We have a lot of training here in our university on how to intelligently and responsibly make the decisions that go into map construction. Sometimes people want something that we believe, based on this training, is a bad idea. What to do? To rely on our expertise and convince them that we know better seems overly authoritarian, but at the same time, knowledge has to count for something. Do we have a right, or a responsibility, to try and tell people they’re doing things “wrong”? And, anyway, often they’re paying us — shouldn’t we just do what they say? Isn’t that really just our contributing to what we ourselves see as a problem? This problem has been around a lot longer than the Internet, to be sure.

As Tim pointed out, there are a lot of bad mashups out there. There are a lot of maps, as well, which are done in Flash because it looks cool, when a static map could have done just as well (and been viewable on the new iPad, which can be yours for only $499 — which is more than the per capita annual GDP of 20 countries). And sometimes they were designed by people messing around in their off hours with no training, which is great to see happening. Other times, they were put together by trained designers who would be afraid to own up to them in the company of other designers, having been bound by client demands to do something that the designer considers needless and/or embarrassingly bad. Think about that situation, and the meaning of that sense of embarrassment. I’ve certainly done projects that I did not want my name anywhere near. I felt like I’d done something wrong, putting together such dross, even though it was what people wanted.

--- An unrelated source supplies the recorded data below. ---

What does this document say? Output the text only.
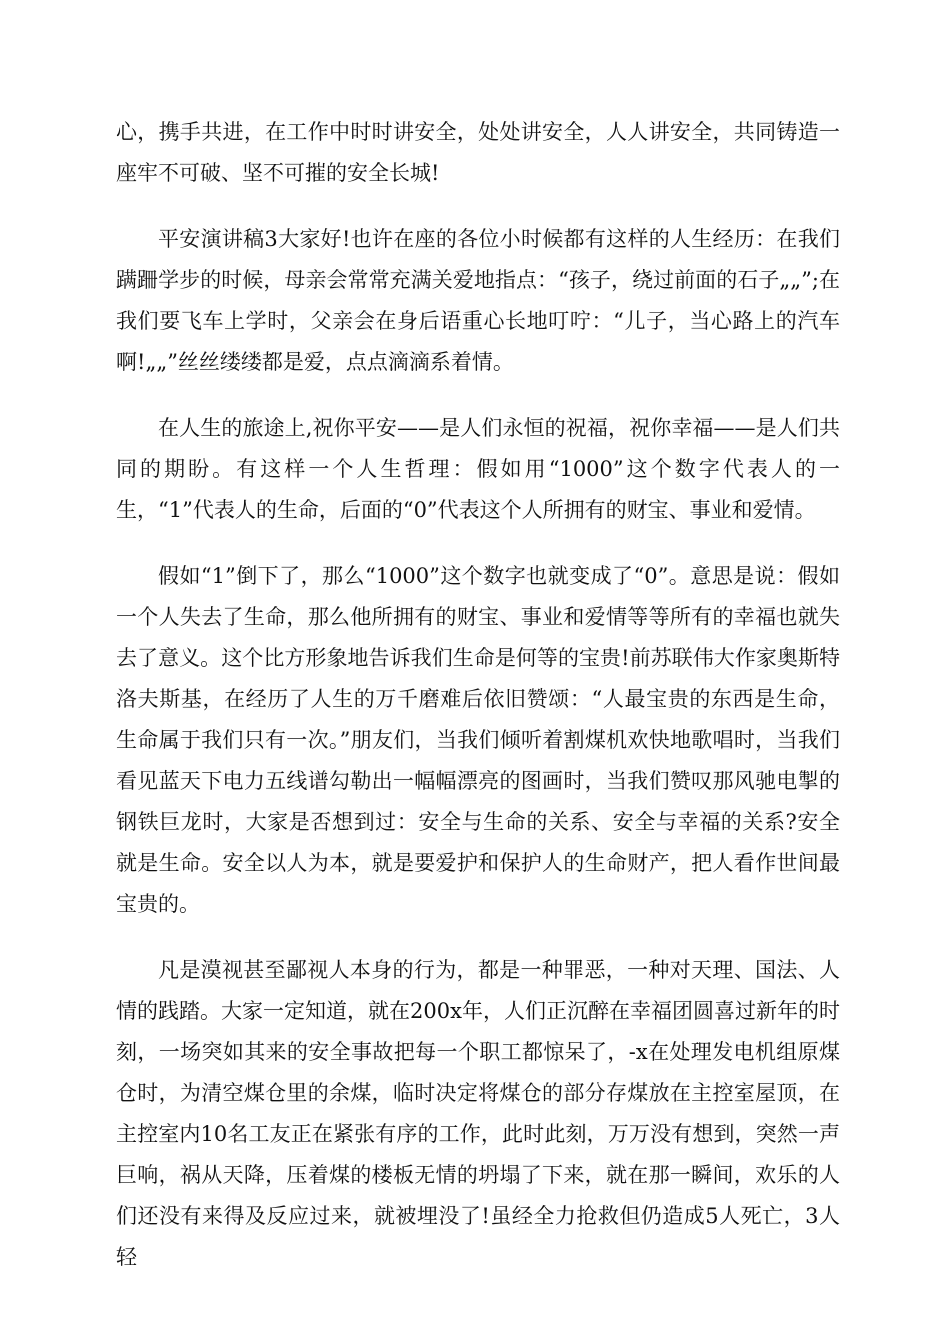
心，携手共进，在工作中时时讲安全，处处讲安全，人人讲安全，共同铸造一座牢不可破、坚不可摧的安全长城!

平安演讲稿3大家好!也许在座的各位小时候都有这样的人生经历：在我们蹒跚学步的时候，母亲会常常充满关爱地指点：“孩子，绕过前面的石子„„”;在我们要飞车上学时，父亲会在身后语重心长地叮咛：“儿子，当心路上的汽车啊!„„”丝丝缕缕都是爱，点点滴滴系着情。

在人生的旅途上,祝你平安——是人们永恒的祝福，祝你幸福——是人们共同的期盼。有这样一个人生哲理：假如用“1000”这个数字代表人的一生，“1”代表人的生命，后面的“0”代表这个人所拥有的财宝、事业和爱情。

假如“1”倒下了，那么“1000”这个数字也就变成了“0”。意思是说：假如一个人失去了生命，那么他所拥有的财宝、事业和爱情等等所有的幸福也就失去了意义。这个比方形象地告诉我们生命是何等的宝贵!前苏联伟大作家奥斯特洛夫斯基，在经历了人生的万千磨难后依旧赞颂：“人最宝贵的东西是生命，生命属于我们只有一次。”朋友们，当我们倾听着割煤机欢快地歌唱时，当我们看见蓝天下电力五线谱勾勒出一幅幅漂亮的图画时，当我们赞叹那风驰电掣的钢铁巨龙时，大家是否想到过：安全与生命的关系、安全与幸福的关系?安全就是生命。安全以人为本，就是要爱护和保护人的生命财产，把人看作世间最宝贵的。

凡是漠视甚至鄙视人本身的行为，都是一种罪恶，一种对天理、国法、人情的践踏。大家一定知道，就在200x年，人们正沉醉在幸福团圆喜过新年的时刻，一场突如其来的安全事故把每一个职工都惊呆了，-x在处理发电机组原煤仓时，为清空煤仓里的余煤，临时决定将煤仓的部分存煤放在主控室屋顶，在主控室内10名工友正在紧张有序的工作，此时此刻，万万没有想到，突然一声巨响，祸从天降，压着煤的楼板无情的坍塌了下来，就在那一瞬间，欢乐的人们还没有来得及反应过来，就被埋没了!虽经全力抢救但仍造成5人死亡，3人轻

Education is probably the best way to get at so much of this. If we want to raise the overall quality of the products that people want and are making, they need to know more. Cartography 2.0 helps approach that need, though Tanya (of the Cart Lab) and I have been talking about how to bring more basic 370-level stuff to everyone in a web format. I imagine there are a lot of amateur mappers out there who would like to know. Perhaps I will talk about that in a future post. Except I think I keep drifting farther from the focus of the class and its blog.

Sorry, this seems to have wandered a bit, and I am not entire sure how I transitioned from short attention spans to map education, but there it is.

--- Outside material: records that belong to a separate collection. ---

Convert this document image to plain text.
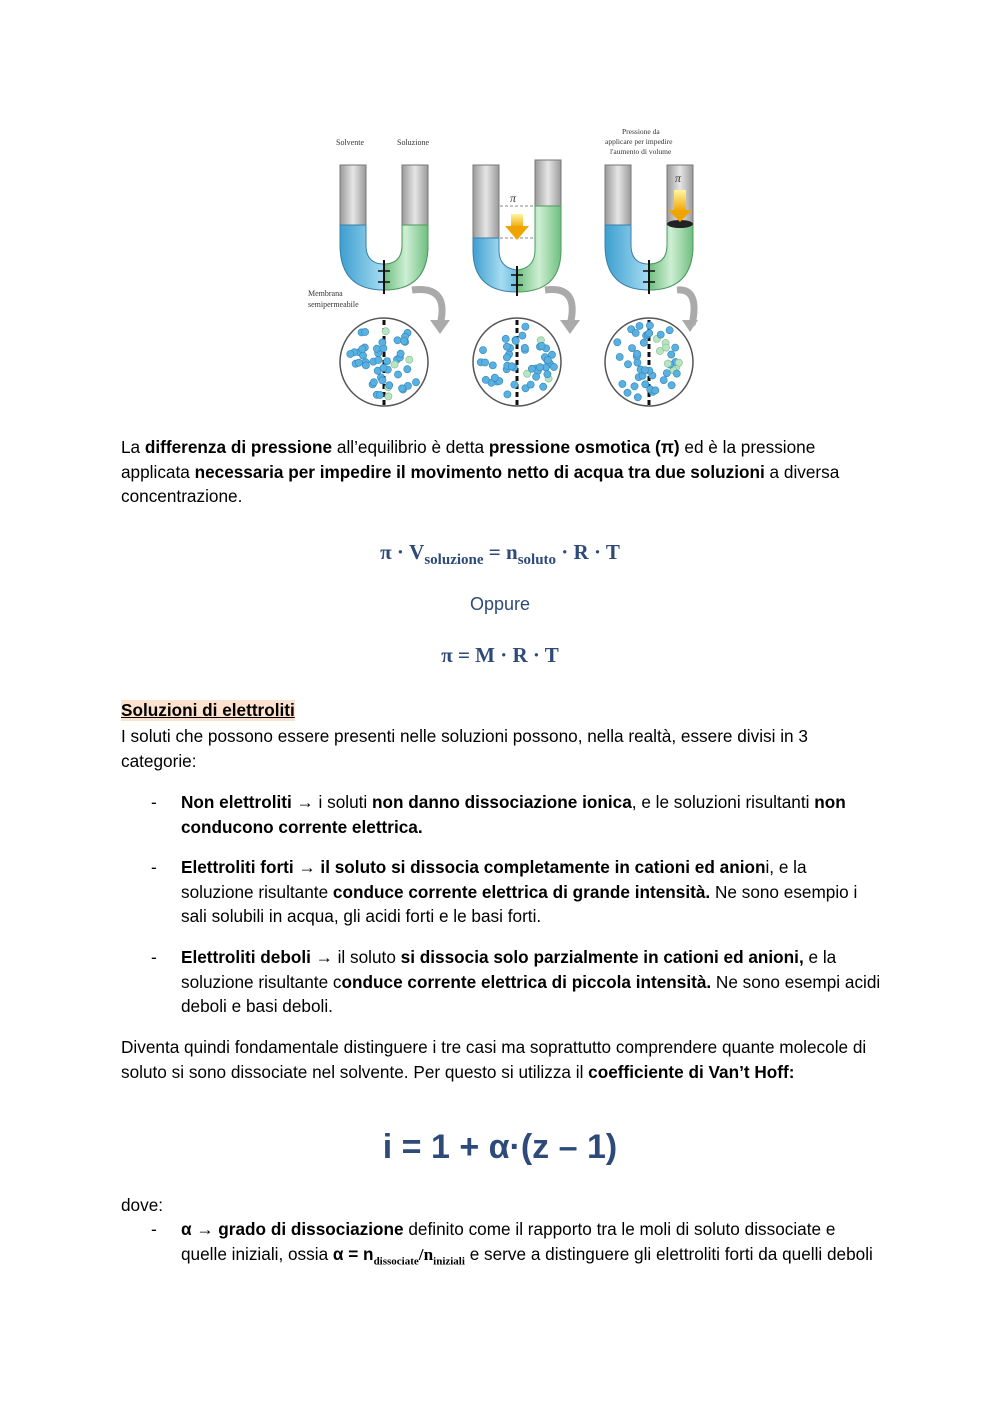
Solvente	Soluzione
Membrana
semipermeabile
π
π
Pressione da
applicare per impedire
l'aumento di volume
La differenza di pressione all’equilibrio è detta pressione osmotica (π) ed è la pressione applicata necessaria per impedire il movimento netto di acqua tra due soluzioni a diversa concentrazione.
$\pi \cdot V_{soluzione} = n_{soluto} \cdot R \cdot T$
Oppure
π = M · R · T
Soluzioni di elettroliti
I soluti che possono essere presenti nelle soluzioni possono, nella realtà, essere divisi in 3 categorie:
- Non elettroliti → i soluti non danno dissociazione ionica, e le soluzioni risultanti non conducono corrente elettrica.
- Elettroliti forti → il soluto si dissocia completamente in cationi ed anioni, e la soluzione risultante conduce corrente elettrica di grande intensità. Ne sono esempio i sali solubili in acqua, gli acidi forti e le basi forti.
- Elettroliti deboli → il soluto si dissocia solo parzialmente in cationi ed anioni, e la soluzione risultante conduce corrente elettrica di piccola intensità. Ne sono esempi acidi deboli e basi deboli.
Diventa quindi fondamentale distinguere i tre casi ma soprattutto comprendere quante molecole di soluto si sono dissociate nel solvente. Per questo si utilizza il coefficiente di Van’t Hoff:
i = 1 + α·(z – 1)
dove:
- α → grado di dissociazione definito come il rapporto tra le moli di soluto dissociate e quelle iniziali, ossia $\alpha = n_{dissociate}/n_{iniziali}$ e serve a distinguere gli elettroliti forti da quelli deboli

*As all of us are doubtless aware, cartographers have quite a lot of power over shaping how people view the world, rightly or not. One of the things I’ve been trying to bring up to my students here and there, in 370, is the fact that a lot of people out there are going to take their maps at face value. I’m hoping that some of them, at least, will think about the power they wield and do so responsibly.



  1. Is your post a recursive joke? It’s a meandering essay about the lack of attention spans. Ironic. Purposefully ironic?

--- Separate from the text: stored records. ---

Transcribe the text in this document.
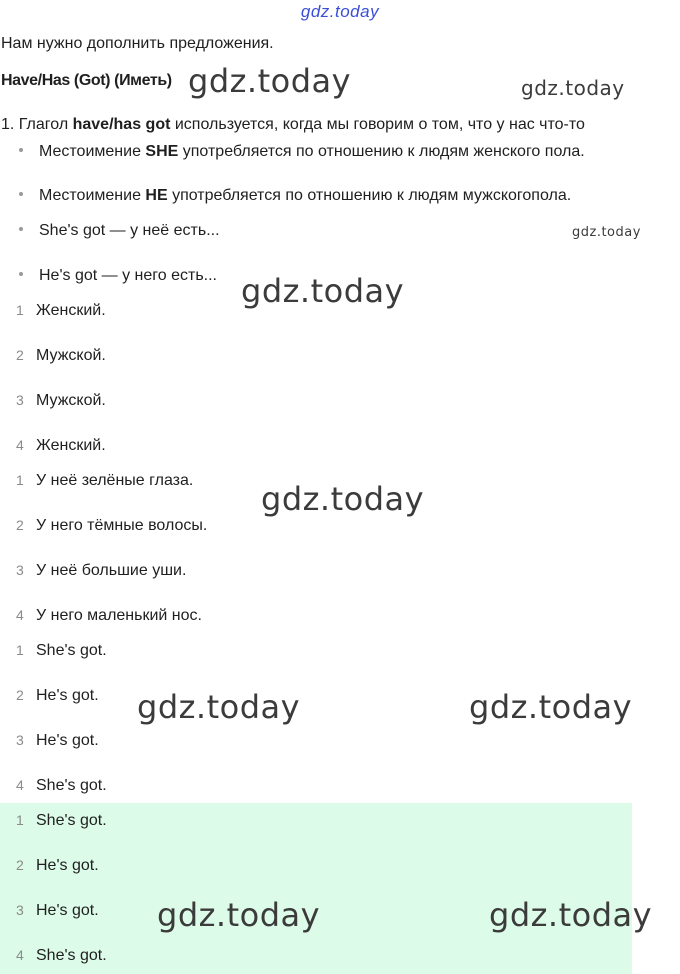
gdz.today
Нам нужно дополнить предложения.
Have/Has (Got) (Иметь)
1. Глагол have/has got используется, когда мы говорим о том, что у нас что-то
Местоимение SHE употребляется по отношению к людям женского пола.
Местоимение HE употребляется по отношению к людям мужскогопола.
She's got — у неё есть...
He's got — у него есть...
1 Женский.
2 Мужской.
3 Мужской.
4 Женский.
1 У неё зелёные глаза.
2 У него тёмные волосы.
3 У неё большие уши.
4 У него маленький нос.
1 She's got.
2 He's got.
3 He's got.
4 She's got.
1 She's got.
2 He's got.
3 He's got.
4 She's got.
gdz.today	gdz.today
gdz.today
gdz.today
gdz.today
gdz.today	gdz.today
gdz.today	gdz.today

    One actual comment: In my sociology research methods course last semester, I posited the idea that academics write differently (for journals and academic books, I’m not even thinking about popular publications) because of the index and searching available through online databases. We (i.e. academics) write titles and abstracts that are easier to search, easier to tag, but maybe less fun to actually read. I was bemoaning the current state of academic literature, when the professor cut me off and said that a lot of academics still receive paper journals and browse them cover to cover. (What !?) Since this was an esteemed academic, I just sat there with a hurt puppy-dog look on my face. I still think she was wrong, but who knows? I think the attention span of academics has dropped off dramatically, and we really to a great deal on the accuracy of computerized literature searches to help us in the writing process.

    Any counter points out there?

    Comment by mattmoehr — February 8, 2010 @ 3:50 pm

  2. I imagine some of them read them, but I’d like to see some hard numbers on that. It’s really too bad — you gain so much knowledge by finding things you aren’t necessarily looking for. Though it does slow the process down. Maybe that’s what’s really going on. We have so much we’re expected to do nowadays, we don’t have the chance to read anything.

    Not purposeful irony, probably,, so much as an unfocused thought process brought on by spending too much time on the web.

    Also, I’m still waiting for a comment that simply says TLDR.